The Breed Next Door(7)

That arousal was killing him. It wasn't intense and overwhelming, but curious and warm. Almost tentative. He savored the smell of it more than he savored the bread and coffee he was trying to stay focused on.

"So what do you do on the computer?" She was cleaning the loaf pans she had used to bake the bread, carefully washing and drying them at the sink.

He glanced at the slender line of her back, the taut curves of her rear, and shifted restlessly in his chair. His hard-on was killing him.

He hadn't meant to give her the impression he worked mainly on the computer, but he guessed it was better than telling the truth.

"Mostly investigations and research." He shrugged, telling as much of the truth as possible. He hated the thought of lying to her. Which was strange. He was living a lie, and he knew it. He had been since his creation. So why should it bother him now?

"Criminal or financial?" She picked up the coffeepot and walked to the table, filling his cup with the last of the heated liquid.

He frowned at the question as he watched the way the soft, midnight silk of her hair fell forward, tempting his fingers. It looked soft, warm. Like everything he had believed a woman should be.

She wasn't hard, trained to kill, or living her own nightmares, as many of the Feline Breed women were. She was feisty and independent but also soft, exquisite.

"More along the lines of missing persons," he finally answered. "A little bit of everything, though." He nearly choked on that one. He was, quite simply, a bounty hunter and an assassin. His present assignment was the search for one of the escaped Trainers who had murdered countless Feline Breeds while they were held in captivity. The assignment was starting to take second place to the woman in front of him, though.

Damn that coffee was good, but if she didn't get the scent of that soft, heated warmth simmering in her pu**y across the room and away from him, then they were going to have problems.

He could feel the growing sexual need tightening his abdomen and pounding in his brain. He wanted to shake his head, push the scent away from him in an attempt to make sense of it. He had never known a reaction so intense, so immediate to any woman.

From his first glimpse of her outraged expression when he committed the supreme sin of riding his Harley over her lawn, she had captivated him.

She wasn't frightened of him or intimidated by him. She didn't watch him like a piece of meat or an animal that could attack at any moment. She watched him with equal parts frustration, innocence, and hunger.

And if he didn't get the hell away from her, he was going to commit another sin. He was going to show her just how damned bad he did want that curvy little body of hers.

"I guess I should be going." He rose to his feet quickly, finishing off his coffee before taking the cup and his empty saucer to the sink where she was working.

She stared up at him in astonishment as he rinsed them quickly before sitting them in the warm, sudsy water in front of her.

He stared down at her, caught for a moment in the depths of her incredible sapphire eyes. They gleamed. Little pinpoints of brilliant light seemed to fill the dark color, like stars on a blue velvet background. Incredible.

"Thank you." He finally forced the words past his lips. "For the coffee and the bread."

She swallowed tightly. The scent of her wrapped around him—a nervous, uncertain smell of arousal that had his chest filling with a sudden, animalistic growl.

He throttled the sound firmly, clenching his teeth as he backed away from her.

"You're welcome." She cleared her throat after the words came out with a husky, sexy tone of nervousness.

Dammit, he didn't have time for such complications. He had a job to do. One that didn't include a woman he knew would run screaming from him if she had any idea of who and what he was.

She had wrapped the loaves and set them out on the counter by the door for him. He jerked his boots on quickly and picked up the bread, opening the door before turning back to her.

"If you need any help." He shrugged fatalistically. "If there's anything I can do for you…" He let the words trail off. What could he do for her besides complicate her life and make her regret ever meeting him? There was little.

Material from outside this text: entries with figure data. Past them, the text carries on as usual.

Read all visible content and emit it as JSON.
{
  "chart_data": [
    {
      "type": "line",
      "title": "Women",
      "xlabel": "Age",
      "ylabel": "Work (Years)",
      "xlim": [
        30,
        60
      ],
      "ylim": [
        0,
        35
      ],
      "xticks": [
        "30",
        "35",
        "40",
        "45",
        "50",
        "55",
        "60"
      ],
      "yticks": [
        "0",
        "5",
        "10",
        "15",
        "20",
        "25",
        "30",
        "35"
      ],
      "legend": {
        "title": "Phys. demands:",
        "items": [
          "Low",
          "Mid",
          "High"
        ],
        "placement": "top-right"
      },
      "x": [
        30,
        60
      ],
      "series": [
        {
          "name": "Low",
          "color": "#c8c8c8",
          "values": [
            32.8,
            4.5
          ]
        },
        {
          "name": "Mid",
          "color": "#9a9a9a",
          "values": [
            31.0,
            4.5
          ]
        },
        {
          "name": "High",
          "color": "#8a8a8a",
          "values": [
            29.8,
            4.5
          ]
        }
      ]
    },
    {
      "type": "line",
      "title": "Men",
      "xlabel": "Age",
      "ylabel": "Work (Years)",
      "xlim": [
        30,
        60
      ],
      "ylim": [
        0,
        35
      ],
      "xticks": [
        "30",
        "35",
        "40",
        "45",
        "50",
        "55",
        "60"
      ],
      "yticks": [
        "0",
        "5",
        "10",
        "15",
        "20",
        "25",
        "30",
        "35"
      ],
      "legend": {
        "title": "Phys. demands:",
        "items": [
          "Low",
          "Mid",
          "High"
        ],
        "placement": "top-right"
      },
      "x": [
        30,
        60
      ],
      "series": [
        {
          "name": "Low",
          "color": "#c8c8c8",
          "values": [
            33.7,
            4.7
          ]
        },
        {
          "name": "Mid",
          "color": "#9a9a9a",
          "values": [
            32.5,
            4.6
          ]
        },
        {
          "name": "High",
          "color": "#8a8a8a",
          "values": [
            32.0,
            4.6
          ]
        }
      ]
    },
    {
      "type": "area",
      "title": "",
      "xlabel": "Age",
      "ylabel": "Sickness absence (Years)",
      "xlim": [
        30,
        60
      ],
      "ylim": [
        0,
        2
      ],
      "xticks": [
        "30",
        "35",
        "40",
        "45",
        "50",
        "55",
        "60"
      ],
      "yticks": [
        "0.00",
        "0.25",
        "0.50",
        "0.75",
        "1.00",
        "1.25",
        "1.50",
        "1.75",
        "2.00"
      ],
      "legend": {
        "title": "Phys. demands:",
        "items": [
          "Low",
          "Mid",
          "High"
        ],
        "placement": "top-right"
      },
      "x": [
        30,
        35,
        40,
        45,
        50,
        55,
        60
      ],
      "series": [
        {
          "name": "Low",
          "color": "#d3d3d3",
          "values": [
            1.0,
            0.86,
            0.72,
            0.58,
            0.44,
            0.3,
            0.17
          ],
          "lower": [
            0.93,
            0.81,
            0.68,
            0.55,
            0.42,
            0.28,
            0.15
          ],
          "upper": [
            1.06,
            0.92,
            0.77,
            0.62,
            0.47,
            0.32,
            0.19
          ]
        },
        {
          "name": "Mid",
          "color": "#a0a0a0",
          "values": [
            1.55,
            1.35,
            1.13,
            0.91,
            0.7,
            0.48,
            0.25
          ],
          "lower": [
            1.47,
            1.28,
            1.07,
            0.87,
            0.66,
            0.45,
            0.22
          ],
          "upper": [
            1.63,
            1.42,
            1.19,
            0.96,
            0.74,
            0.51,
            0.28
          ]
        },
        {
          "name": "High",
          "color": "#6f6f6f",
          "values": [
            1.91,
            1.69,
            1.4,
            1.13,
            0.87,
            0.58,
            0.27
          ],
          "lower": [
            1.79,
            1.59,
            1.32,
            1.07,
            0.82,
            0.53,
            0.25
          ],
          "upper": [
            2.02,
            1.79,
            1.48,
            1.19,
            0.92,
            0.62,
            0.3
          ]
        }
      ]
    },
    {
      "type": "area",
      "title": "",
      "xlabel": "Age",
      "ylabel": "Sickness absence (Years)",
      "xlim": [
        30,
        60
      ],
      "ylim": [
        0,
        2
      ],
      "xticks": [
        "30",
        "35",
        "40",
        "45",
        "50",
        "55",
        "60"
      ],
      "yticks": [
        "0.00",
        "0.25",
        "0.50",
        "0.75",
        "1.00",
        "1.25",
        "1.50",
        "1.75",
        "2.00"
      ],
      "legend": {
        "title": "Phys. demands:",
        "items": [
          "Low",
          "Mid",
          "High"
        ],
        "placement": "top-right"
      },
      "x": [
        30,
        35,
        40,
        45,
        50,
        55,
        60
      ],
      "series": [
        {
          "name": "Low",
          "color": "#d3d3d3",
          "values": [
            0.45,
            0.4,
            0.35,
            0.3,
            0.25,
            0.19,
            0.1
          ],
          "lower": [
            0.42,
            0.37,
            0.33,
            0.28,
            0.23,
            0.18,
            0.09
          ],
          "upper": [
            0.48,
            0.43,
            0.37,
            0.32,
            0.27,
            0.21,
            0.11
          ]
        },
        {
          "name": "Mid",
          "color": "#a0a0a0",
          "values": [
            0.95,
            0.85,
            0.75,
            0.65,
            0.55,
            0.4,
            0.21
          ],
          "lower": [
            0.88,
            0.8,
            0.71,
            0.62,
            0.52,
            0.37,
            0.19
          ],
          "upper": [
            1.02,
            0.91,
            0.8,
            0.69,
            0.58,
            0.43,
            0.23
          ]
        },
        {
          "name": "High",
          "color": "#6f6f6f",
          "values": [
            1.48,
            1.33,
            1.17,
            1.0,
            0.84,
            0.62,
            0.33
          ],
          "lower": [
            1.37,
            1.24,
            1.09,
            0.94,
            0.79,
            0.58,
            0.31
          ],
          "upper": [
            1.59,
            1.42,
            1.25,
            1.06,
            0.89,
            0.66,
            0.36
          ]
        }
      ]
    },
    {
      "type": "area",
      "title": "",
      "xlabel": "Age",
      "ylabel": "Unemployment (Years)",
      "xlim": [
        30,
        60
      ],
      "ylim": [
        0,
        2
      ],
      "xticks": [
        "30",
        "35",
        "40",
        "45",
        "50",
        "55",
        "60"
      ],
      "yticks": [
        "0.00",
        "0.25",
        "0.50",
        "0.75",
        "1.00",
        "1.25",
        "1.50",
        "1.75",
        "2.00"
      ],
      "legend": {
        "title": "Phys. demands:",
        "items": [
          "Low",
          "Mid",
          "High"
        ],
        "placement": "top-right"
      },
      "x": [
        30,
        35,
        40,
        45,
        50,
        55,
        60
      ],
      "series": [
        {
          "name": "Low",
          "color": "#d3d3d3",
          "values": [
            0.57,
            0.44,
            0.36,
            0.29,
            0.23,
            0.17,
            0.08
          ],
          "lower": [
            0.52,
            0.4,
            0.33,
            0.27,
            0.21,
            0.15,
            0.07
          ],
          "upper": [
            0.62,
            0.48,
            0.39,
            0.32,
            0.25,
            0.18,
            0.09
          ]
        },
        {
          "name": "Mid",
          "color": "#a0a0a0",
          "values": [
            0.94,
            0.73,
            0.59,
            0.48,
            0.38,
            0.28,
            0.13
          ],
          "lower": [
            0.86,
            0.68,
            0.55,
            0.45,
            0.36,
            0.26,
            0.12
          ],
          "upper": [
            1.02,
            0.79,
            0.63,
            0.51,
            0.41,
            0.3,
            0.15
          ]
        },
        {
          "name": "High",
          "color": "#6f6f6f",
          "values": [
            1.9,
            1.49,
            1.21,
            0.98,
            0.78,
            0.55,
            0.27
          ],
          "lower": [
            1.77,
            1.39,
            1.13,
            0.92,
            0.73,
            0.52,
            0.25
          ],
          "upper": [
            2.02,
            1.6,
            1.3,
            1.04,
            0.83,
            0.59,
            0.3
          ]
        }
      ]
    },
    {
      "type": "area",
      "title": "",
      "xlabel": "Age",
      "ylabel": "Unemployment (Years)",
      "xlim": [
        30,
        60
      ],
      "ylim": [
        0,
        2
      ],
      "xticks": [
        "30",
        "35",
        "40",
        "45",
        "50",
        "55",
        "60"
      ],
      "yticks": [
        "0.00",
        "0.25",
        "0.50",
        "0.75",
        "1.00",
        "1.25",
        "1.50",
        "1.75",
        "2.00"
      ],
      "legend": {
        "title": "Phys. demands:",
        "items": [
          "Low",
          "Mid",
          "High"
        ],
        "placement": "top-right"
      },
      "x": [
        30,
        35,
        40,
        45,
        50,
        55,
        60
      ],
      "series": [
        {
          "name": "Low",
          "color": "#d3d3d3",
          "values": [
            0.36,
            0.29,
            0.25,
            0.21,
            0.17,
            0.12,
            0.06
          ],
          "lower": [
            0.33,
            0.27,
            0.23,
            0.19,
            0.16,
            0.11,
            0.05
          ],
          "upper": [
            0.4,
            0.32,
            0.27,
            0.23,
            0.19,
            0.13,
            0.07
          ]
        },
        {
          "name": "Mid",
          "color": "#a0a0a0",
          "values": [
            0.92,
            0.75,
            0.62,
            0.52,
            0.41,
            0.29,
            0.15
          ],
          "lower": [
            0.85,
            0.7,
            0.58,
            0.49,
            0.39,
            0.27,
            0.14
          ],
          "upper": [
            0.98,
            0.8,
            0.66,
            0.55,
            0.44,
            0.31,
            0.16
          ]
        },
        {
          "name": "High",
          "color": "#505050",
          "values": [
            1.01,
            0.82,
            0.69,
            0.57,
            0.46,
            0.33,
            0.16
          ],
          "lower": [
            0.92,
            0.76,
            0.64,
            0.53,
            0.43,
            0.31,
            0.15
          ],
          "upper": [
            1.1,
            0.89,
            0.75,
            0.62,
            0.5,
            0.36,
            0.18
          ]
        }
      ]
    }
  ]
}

"Just stay away from my yard with your gadgets." Her eyes flowed with humor. "At least until you learn how to use them." The woman evidently had no respect for a man's pride. A grin lilted his lips.

"I promise."

He turned and left the house, regretfully, hating it. There was a warmth within the walls of her home that didn't exist within his own, and it left him feeling unaccountably saddened to leave. What was it about her, about her house, that his suddenly seemed so lacking?

He shook his head, pushed his free hand into his jeans pocket, and made his way across her neatly trimmed backyard to his own less-than-pristine lawn. And his less-than-content life.

Chapter Three

A cold winter rain fell, not quite ice, but close enough to chill Tarek's flesh as he stood in the shadows of his porch late that night.